I am concerned about the scalability of the CastXML + pygccxml for the following reasons:

Design redundancy. I understand a bit of the gccxml -> CastXML (clang vs. gcc) progression for legacy reasons. However, I can't help shake the feeling that this is another "beating around the bush" to have a more digestible interface to Clang's parsing API. With pygccxml, it feels almost wholly redundant to clang.cindex - except that it fixes certain things and makes queries a bit easier.
Prototyping speed. In #92, I was complaining about not having information already provided via Clang's AST. While it's true CastXML provides stability, I am also fine with fixing my clang/llvm version for my project. Additionally, any new features must be plumbed through pygccxml (e.g. comment strings). This probably isn't that much overhead, but feels like a bit of engineering overhead.
Compute / disk overhead. All usages of pygccxml that I see are generally "ephemeral" - point it at some source, generate some CastXML output in a tempdir, then throw it away. Some explicit caching can be done (either via pygccxml API for writing/reading CastXML directly, or using the project reader shindig), and some optimizations can be performed (e.g. the init_optimization for lookups in pygccxml), but it still feels oddly... wasteful, given that all the information was available in memory at one point in time with clang (hence the "XML as RAM" title).
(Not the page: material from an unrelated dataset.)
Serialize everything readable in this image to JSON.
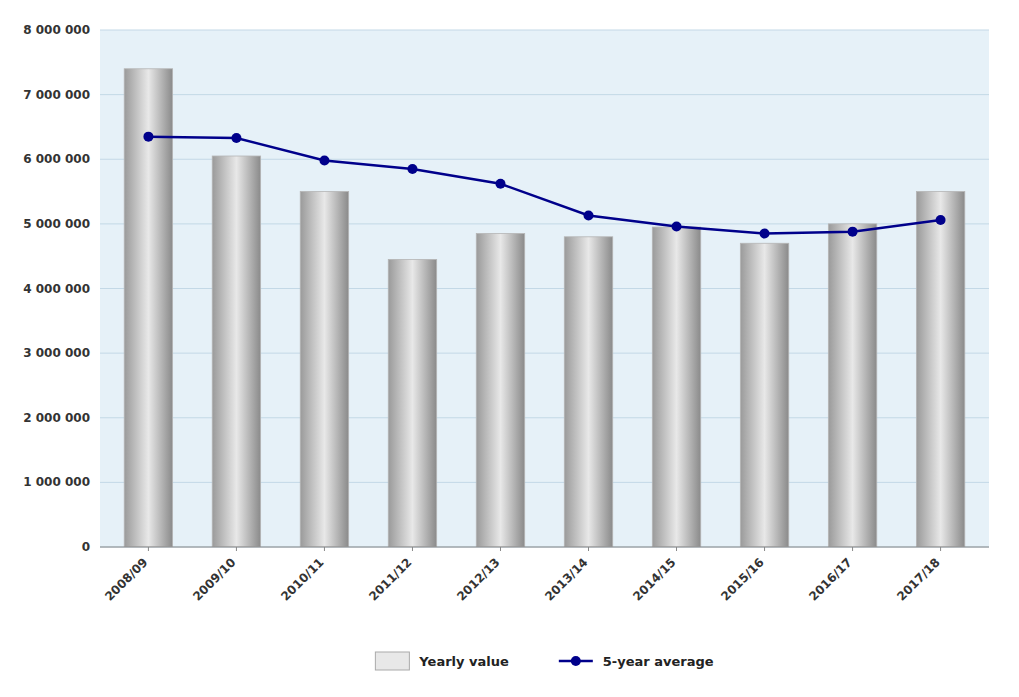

Possibly, all this may just boil down to my desire to "move fast and break things" and "shoot for the moon", whereas CastXML + pygccxml very much have the "get it done" mentality and have well-scoped problem sets and existing solutions (and thus have some builtin inertia).

Action Items: 🤷 I'll still try to tinker more with pygccxml and get real use cases underway before complaining too much more in the abstract.

For now, I'm just doing some shallow performance and quality benchmarks of pygccxml vs. clang.cindex, identifying gaps between the two, and seeing what a dumb project like directly binding clangs C++ API looks like using autopybind11 - both for addressing this issue, and for checking autopybind11s usability itself.

One such shallow benchmark:

https://github.com/CastXML/pygccxml/issues/129

One semi-crazy idea is to see if pygccxml can have an adapter to use an in-memory solution (clang.cindex or whatever else) rather than the RAM -> XML on disk -> RAM indirection. pygccxmls API is still baller.

\cc @brad.king @jamiesnape

TTBOMK, CastXML effectively serves as an abstraction layer on top of Clang's AST API, but also a (possibly necessary) information bottleneck -- partially for just information density (e.g. a person looking at the output), but also for efficiency given that CastXML must be stored on disk and uses a heavy text-based format, XML. CastXML does some legwork of forcing instantiations to take place via Clang's AST API, and does the proper set of passes to take the generated symbols, with explicit relations (via the id setup), and dump them in an API-stable way. CastXML also provides quite a few compatibility shims for parsing code (what looks like an MSVC compatibility mode, etc).

pygccxml serves as a further processing of this output, reading the XML output from CastXMl, and then re-establishes the correspondences but generally with less granularity than clang (due to the information bottleneck, and the design of CastXML).

Edited Aug 01, 2020 by Eric Cousineau